The evidence at trial showed that, beginning around June 2014, Kareem and his two roommates, Elton Simpson and Nadir Soofi, began conspiring to support ISIL. Their conspiracy focused on supporting ISIL by attacking targets in the United States. Over the course of the conspiracy, Kareem, Simpson and Soofi considered perpetrating an attack against military bases, individual military service members, shopping malls, the Glendale, Arizona, Super Bowl, and the so-called “Muhammad Art Exhibit and Contest,” which was to take place in Garland. On May 3, 2015, the morning of the contest, Simpson and Soofi drove from Arizona to Texas.
Simpson and Soofi stopped their car near the contest’s location, got out of their car, and began firing assault rifles at security personnel and law enforcement officers. A security guard was injured by one of their bullets, and Simpson and Soofi were shot and killed by police officers in the firefight. Kareem did not travel to Texas and was not injured during the attack. During an interview with FBI agents soon after the attack, Kareem lied about having prior knowledge of the attack and the contest.

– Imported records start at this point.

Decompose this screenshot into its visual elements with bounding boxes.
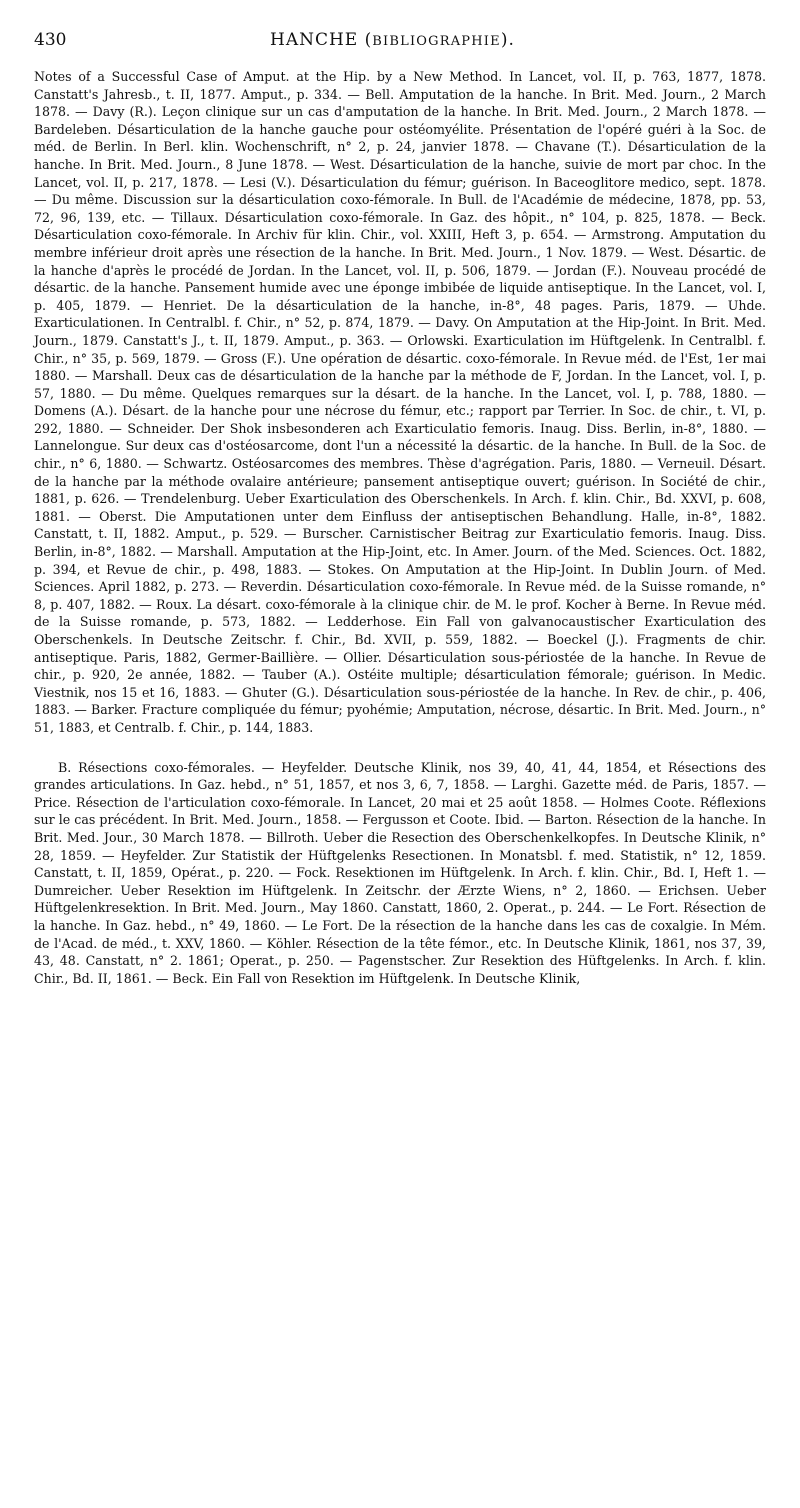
bibliography-section-b [34,759,766,988]
running-title-main: HANCHE ( [270,30,373,50]
section-a-paragraph: Notes of a Successful Case of Amput. at the Hip. by a New Method. In Lancet, vol. II, p. 763, 1877, 1878. Canstatt's Jahresb., t. II, 1877. Amput., p. 334. — Bell. Amputation de la hanche. In Brit. Med. Journ., 2 March 1878. — Davy (R.). Leçon clinique sur un cas d'amputation de la hanche. In Brit. Med. Journ., 2 March 1878. — Bardeleben. Désarticulation de la hanche gauche pour ostéomyélite. Présentation de l'opéré guéri à la Soc. de méd. de Berlin. In Berl. klin. Wochenschrift, n° 2, p. 24, janvier 1878. — Chavane (T.). Désarticulation de la hanche. In Brit. Med. Journ., 8 June 1878. — West. Désarticulation de la hanche, suivie de mort par choc. In the Lancet, vol. II, p. 217, 1878. — Lesi (V.). Désarticulation du fémur; guérison. In Baceoglitore medico, sept. 1878. — Du même. Discussion sur la désarticulation coxo-fémorale. In Bull. de l'Académie de médecine, 1878, pp. 53, 72, 96, 139, etc. — Tillaux. Désarticulation coxo-fémorale. In Gaz. des hôpit., n° 104, p. 825, 1878. — Beck. Désarticulation coxo-fémorale. In Archiv für klin. Chir., vol. XXIII, Heft 3, p. 654. — Armstrong. Amputation du membre inférieur droit après une résection de la hanche. In Brit. Med. Journ., 1 Nov. 1879. — West. Désartic. de la hanche d'après le procédé de Jordan. In the Lancet, vol. II, p. 506, 1879. — Jordan (F.). Nouveau procédé de désartic. de la hanche. Pansement humide avec une éponge imbibée de liquide antiseptique. In the Lancet, vol. I, p. 405, 1879. — Henriet. De la désarticulation de la hanche, in-8°, 48 pages. Paris, 1879. — Uhde. Exarticulationen. In Centralbl. f. Chir., n° 52, p. 874, 1879. — Davy. On Amputation at the Hip-Joint. In Brit. Med. Journ., 1879. Canstatt's J., t. II, 1879. Amput., p. 363. — Orlowski. Exarticulation im Hüftgelenk. In Centralbl. f. Chir., n° 35, p. 569, 1879. — Gross (F.). Une opération de désartic. coxo-fémorale. In Revue méd. de l'Est, 1er mai 1880. — Marshall. Deux cas de désarticulation de la hanche par la méthode de F, Jordan. In the Lancet, vol. I, p. 57, 1880. — Du même. Quelques remarques sur la désart. de la hanche. In the Lancet, vol. I, p. 788, 1880. — Domens (A.). Désart. de la hanche pour une nécrose du fémur, etc.; rapport par Terrier. In Soc. de chir., t. VI, p. 292, 1880. — Schneider. Der Shok insbesonderen ach Exarticulatio femoris. Inaug. Diss. Berlin, in-8°, 1880. — Lannelongue. Sur deux cas d'ostéosarcome, dont l'un a nécessité la désartic. de la hanche. In Bull. de la Soc. de chir., n° 6, 1880. — Schwartz. Ostéosarcomes des membres. Thèse d'agrégation. Paris, 1880. — Verneuil. Désart. de la hanche par la méthode ovalaire antérieure; pansement antiseptique ouvert; guérison. In Société de chir., 1881, p. 626. — Trendelenburg. Ueber Exarticulation des Oberschenkels. In Arch. f. klin. Chir., Bd. XXVI, p. 608, 1881. — Oberst. Die Amputationen unter dem Einfluss der antiseptischen Behandlung. Halle, in-8°, 1882. Canstatt, t. II, 1882. Amput., p. 529. — Burscher. Carnistischer Beitrag zur Exarticulatio femoris. Inaug. Diss. Berlin, in-8°, 1882. — Marshall. Amputation at the Hip-Joint, etc. In Amer. Journ. of the Med. Sciences. Oct. 1882, p. 394, et Revue de chir., p. 498, 1883. — Stokes. On Amputation at the Hip-Joint. In Dublin Journ. of Med. Sciences. April 1882, p. 273. — Reverdin. Désarticulation coxo-fémorale. In Revue méd. de la Suisse romande, n° 8, p. 407, 1882. — Roux. La désart. coxo-fémorale à la clinique chir. de M. le prof. Kocher à Berne. In Revue méd. de la Suisse romande, p. 573, 1882. — Ledderhose. Ein Fall von galvanocaustischer Exarticulation des Oberschenkels. In Deutsche Zeitschr. f. Chir., Bd. XVII, p. 559, 1882. — Boeckel (J.). Fragments de chir. antiseptique. Paris, 1882, Germer-Baillière. — Ollier. Désarticulation sous-périostée de la hanche. In Revue de chir., p. 920, 2e année, 1882. — Tauber (A.). Ostéite multiple; désarticulation fémorale; guérison. In Medic. Viestnik, nos 15 et 16, 1883. — Ghuter (G.). Désarticulation sous-périostée de la hanche. In Rev. de chir., p. 406, 1883. — Barker. Fracture compliquée du fémur; pyohémie; Amputation, nécrose, désartic. In Brit. Med. Journ., n° 51, 1883, et Centralb. f. Chir., p. 144, 1883. [34,69,766,735]
page-number: 430 [34,30,67,50]
running-title-small: BIBLIOGRAPHIE [372,34,501,49]
section-b-paragraph: B. Résections coxo-fémorales. — Heyfelder. Deutsche Klinik, nos 39, 40, 41, 44, 1854, et Résections des grandes articulations. In Gaz. hebd., n° 51, 1857, et nos 3, 6, 7, 1858. — Larghi. Gazette méd. de Paris, 1857. — Price. Résection de l'articulation coxo-fémorale. In Lancet, 20 mai et 25 août 1858. — Holmes Coote. Réflexions sur le cas précédent. In Brit. Med. Journ., 1858. — Fergusson et Coote. Ibid. — Barton. Résection de la hanche. In Brit. Med. Jour., 30 March 1878. — Billroth. Ueber die Resection des Oberschenkelkopfes. In Deutsche Klinik, n° 28, 1859. — Heyfelder. Zur Statistik der Hüftgelenks Resectionen. In Monatsbl. f. med. Statistik, n° 12, 1859. Canstatt, t. II, 1859, Opérat., p. 220. — Fock. Resektionen im Hüftgelenk. In Arch. f. klin. Chir., Bd. I, Heft 1. — Dumreicher. Ueber Resektion im Hüftgelenk. In Zeitschr. der Ærzte Wiens, n° 2, 1860. — Erichsen. Ueber Hüftgelenkresektion. In Brit. Med. Journ., May 1860. Canstatt, 1860, 2. Operat., p. 244. — Le Fort. Résection de la hanche. In Gaz. hebd., n° 49, 1860. — Le Fort. De la résection de la hanche dans les cas de coxalgie. In Mém. de l'Acad. de méd., t. XXV, 1860. — Köhler. Résection de la tête fémor., etc. In Deutsche Klinik, 1861, nos 37, 39, 43, 48. Canstatt, n° 2. 1861; Operat., p. 250. — Pagenstscher. Zur Resektion des Hüftgelenks. In Arch. f. klin. Chir., Bd. II, 1861. — Beck. Ein Fall von Resektion im Hüftgelenk. In Deutsche Klinik, [34,759,766,986]
running-title [270,30,515,50]
bibliography-section-a [34,68,766,737]
section-divider-space [34,737,766,759]
running-head [34,30,766,60]
running-title-end: ). [500,30,515,50]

“In the first jury trial in the country involving a homeland attack committed in the name of ISIL, Kareem was convicted of conspiring to provide material support to the foreign terrorist organization and other federal offenses,” said Assistant Attorney General for National Security John P. Carlin in a prepared statement. “The defendant conspired with Simpson and Soofi to provide material support to ISIL and to transport firearms in interstate commerce with the intent to commit murder and aggravated assault.”
Carlin said thanks to the response of brave law enforcement officers at the scene, no innocent lives were lost when Simpson and Soofi attacked the Curtis Culwell Center in Garland, Texas.
“This verdict sends a strong message to those who support terrorists,” said Acting Special Agent in Charge Justin Tolomeo of the FBI’s Phoenix Division. “People who are plotting to harm America and Americans are no longer a world away. Our agents and analysts will continue to confront this threat with a strong and coordinated effort as we work to protect all Americans.”
The case was tried over the span of several weeks before U.S. District Judge Susan R. Bolton of the District of Arizona. Kareem is being detained pending sentencing, which is currently scheduled for June 27, 2016, before Judge Bolton. Kareem’s counts of conviction carry a potential sentence of at least 45 years in prison.
It was investigated by the FBI, and the prosecution was handled in the Sandra Day O’Connor federal court by Assistant U.S. Attorneys Joseph Koehler and Kristen Brook of the District of Arizona, with assistance provided by Trial Attorney Rebecca Magnone of the National Security Division’s Counterterrorism Section.